III. See here the grateful Christ.
I almost hesitate to use the word, but there seems a distinct ring of thanks in the expression, and in the connection. And we need not wonder at that, if we rightly understand it. There is nothing in it inconsistent with our Lord’s character and relations to His disciples. Do you remember another instance in which one seems to hear the same tone, namely, in the marked warmth with which He acknowledges the beautiful service of Mary in breaking the fragrant casket of nard upon His head?
All true love is glad when it is met, glad to give, and glad to receive. Was it not a joy to Jesus to be waited on by the ministering women? Would He not thank them because they served Him for love? I trow, yes. And if any one stumbles at the word ‘grateful’ as applied to Him, we do not care about the word so long as it is seen that His heart was gladdened by loving friends, and that He recognised in their society a ministry of love.

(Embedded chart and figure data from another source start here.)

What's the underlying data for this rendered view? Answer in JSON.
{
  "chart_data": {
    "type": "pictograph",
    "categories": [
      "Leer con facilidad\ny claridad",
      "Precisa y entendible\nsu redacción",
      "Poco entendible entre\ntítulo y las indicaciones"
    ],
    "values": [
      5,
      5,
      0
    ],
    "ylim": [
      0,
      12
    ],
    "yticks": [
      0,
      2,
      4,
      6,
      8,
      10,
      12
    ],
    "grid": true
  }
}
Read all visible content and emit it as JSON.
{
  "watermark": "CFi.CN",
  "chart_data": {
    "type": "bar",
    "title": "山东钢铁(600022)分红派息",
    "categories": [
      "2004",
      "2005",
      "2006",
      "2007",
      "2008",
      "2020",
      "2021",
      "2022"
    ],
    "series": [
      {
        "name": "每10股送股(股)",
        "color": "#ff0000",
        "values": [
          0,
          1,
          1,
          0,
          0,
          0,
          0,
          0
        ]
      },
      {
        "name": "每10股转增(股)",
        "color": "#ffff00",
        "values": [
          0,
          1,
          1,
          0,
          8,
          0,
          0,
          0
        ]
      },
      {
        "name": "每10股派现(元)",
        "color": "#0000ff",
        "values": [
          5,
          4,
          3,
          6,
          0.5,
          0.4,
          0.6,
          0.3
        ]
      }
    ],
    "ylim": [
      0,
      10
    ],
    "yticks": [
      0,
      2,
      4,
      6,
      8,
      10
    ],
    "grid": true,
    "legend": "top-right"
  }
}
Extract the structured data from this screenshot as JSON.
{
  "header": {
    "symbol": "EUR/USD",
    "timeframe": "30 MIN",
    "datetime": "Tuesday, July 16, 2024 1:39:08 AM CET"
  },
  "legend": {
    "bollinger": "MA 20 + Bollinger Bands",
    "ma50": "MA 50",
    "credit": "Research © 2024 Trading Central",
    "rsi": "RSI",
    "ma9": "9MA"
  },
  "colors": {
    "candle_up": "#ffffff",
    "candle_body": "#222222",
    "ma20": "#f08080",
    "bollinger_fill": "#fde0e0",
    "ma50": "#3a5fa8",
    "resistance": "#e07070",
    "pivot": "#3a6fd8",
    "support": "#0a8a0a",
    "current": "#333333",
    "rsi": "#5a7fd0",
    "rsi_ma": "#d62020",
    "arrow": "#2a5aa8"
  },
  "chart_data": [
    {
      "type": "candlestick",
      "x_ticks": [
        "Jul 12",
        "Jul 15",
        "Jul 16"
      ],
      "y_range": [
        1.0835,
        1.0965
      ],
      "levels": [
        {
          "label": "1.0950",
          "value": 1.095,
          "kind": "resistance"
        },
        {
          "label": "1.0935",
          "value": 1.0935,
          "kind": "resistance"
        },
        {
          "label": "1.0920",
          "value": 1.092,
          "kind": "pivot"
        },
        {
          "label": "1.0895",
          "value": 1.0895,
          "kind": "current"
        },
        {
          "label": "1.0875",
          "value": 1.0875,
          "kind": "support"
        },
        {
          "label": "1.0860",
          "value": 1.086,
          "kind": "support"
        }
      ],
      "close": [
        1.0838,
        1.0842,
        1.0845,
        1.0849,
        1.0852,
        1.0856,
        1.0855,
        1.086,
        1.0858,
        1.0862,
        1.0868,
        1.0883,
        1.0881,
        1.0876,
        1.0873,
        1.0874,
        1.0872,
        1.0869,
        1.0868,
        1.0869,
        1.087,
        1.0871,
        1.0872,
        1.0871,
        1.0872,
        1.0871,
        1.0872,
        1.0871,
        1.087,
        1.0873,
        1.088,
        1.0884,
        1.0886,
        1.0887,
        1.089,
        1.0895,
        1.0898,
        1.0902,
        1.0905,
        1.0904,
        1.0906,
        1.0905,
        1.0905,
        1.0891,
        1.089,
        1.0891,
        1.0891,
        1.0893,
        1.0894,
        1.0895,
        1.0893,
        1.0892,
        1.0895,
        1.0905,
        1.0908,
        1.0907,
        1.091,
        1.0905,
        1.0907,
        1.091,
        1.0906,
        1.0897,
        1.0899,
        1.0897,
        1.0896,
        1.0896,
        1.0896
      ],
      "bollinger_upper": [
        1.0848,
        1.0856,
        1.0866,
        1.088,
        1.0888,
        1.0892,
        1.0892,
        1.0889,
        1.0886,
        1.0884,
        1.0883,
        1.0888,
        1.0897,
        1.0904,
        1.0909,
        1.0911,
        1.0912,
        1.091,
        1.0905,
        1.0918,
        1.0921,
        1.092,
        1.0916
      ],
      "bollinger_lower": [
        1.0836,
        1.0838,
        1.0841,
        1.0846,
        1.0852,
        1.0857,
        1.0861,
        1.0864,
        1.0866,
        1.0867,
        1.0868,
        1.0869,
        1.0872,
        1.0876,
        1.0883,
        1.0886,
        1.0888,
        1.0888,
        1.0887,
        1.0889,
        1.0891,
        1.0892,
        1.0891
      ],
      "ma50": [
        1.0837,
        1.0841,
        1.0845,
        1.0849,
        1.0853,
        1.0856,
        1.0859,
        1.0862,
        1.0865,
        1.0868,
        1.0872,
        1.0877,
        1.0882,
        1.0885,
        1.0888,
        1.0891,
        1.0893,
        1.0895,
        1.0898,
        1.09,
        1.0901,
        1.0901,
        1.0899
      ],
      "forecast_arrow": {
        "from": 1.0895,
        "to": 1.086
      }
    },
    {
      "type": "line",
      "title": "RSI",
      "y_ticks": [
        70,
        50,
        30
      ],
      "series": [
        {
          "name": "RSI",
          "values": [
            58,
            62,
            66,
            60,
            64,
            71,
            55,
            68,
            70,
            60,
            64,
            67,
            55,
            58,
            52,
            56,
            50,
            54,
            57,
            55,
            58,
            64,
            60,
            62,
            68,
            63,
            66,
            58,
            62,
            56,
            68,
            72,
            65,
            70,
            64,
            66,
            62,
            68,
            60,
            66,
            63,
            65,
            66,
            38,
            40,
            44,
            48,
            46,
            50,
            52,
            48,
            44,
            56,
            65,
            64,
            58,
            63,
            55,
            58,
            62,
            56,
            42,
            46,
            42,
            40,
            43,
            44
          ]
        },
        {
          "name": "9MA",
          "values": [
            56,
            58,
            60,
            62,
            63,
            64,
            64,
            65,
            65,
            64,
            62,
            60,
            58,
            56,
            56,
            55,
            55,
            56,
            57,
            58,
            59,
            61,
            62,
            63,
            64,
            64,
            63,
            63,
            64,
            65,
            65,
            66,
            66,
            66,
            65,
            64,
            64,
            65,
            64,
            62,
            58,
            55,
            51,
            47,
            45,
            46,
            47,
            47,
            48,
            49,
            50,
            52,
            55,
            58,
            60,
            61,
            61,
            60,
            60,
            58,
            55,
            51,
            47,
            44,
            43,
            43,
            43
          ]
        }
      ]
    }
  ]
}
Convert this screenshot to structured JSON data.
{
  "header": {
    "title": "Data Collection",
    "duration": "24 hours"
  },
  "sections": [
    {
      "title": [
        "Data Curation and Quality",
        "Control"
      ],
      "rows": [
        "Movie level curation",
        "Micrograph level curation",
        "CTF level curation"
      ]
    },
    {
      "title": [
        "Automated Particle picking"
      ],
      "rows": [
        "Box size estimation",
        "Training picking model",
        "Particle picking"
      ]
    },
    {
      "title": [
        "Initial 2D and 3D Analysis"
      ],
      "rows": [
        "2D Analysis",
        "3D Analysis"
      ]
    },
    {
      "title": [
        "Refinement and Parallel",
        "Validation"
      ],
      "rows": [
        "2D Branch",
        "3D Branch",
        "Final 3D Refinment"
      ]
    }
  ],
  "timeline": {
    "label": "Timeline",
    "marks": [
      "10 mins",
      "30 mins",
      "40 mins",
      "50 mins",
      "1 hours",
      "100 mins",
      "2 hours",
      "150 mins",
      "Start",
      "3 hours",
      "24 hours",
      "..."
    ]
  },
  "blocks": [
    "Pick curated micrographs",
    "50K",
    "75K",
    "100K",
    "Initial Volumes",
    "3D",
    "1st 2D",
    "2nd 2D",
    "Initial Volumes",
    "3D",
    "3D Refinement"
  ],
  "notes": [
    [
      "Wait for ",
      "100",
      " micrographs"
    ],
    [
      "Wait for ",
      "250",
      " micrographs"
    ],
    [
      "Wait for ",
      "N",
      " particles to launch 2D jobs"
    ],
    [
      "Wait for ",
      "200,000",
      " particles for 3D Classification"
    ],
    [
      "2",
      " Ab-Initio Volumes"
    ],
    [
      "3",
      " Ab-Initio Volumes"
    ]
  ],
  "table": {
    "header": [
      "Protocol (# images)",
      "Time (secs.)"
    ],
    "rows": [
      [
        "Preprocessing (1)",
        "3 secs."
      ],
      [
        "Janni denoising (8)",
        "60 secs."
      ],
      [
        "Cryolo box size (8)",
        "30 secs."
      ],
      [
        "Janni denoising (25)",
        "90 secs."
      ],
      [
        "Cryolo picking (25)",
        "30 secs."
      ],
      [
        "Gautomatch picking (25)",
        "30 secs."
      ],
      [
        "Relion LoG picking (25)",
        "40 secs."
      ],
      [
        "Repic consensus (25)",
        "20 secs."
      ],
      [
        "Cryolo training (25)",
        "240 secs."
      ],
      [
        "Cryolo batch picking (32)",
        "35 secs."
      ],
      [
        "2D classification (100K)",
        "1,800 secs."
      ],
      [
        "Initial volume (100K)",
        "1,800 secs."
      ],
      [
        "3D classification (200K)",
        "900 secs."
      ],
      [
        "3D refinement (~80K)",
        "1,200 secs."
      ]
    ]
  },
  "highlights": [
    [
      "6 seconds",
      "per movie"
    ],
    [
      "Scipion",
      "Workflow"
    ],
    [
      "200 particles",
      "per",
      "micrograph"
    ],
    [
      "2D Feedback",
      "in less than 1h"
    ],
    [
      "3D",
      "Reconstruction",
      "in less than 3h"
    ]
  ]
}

Notice, too, the loving estimate of what these disciples had done. Their companionship had been imperfect enough at the best. They had given Him but blind affection, dashed with much selfishness. In an hour or two they would all have forsaken Him and fled. He knew all that was lacking in them, and the cowardly abandonment which was so near. But He has not a word to say of all this. He does not count jealously the flaws in our work, or reject it because it is incomplete. So here is the great truth clearly set forth, that where there is a loving heart, there is acceptable service. It is possible that our poor, imperfect deeds shall be an odour of a sweet smell, acceptable, well-pleasing to Him. Which of us that is a father is not glad at his children’s gifts, even though they be purchased with his own money, and be of little use? They mean love, so they are precious. And Christ, in like manner, gladly accepts what we bring, even though it be love chilled by selfishness, and faith broken by doubt,—submission crossed by self-will. The living heart of the disciples’ acceptable service was their love, far less intelligent and entire than ours may be. They were joined to their Lord, though with but partial sympathy and knowledge, in His temptations. It is possible for us to be joined to Jesus Christ more closely and more truly than they were during His earthly life. Union with Him here is union with Him hereafter. If we abide in Him amid the shows and shadows of earth, He will continue with us in our temptations, and so the fellowships begun on earth will be perfected in heaven, ‘if so be that we suffer with Him, that we may also be glorified together.’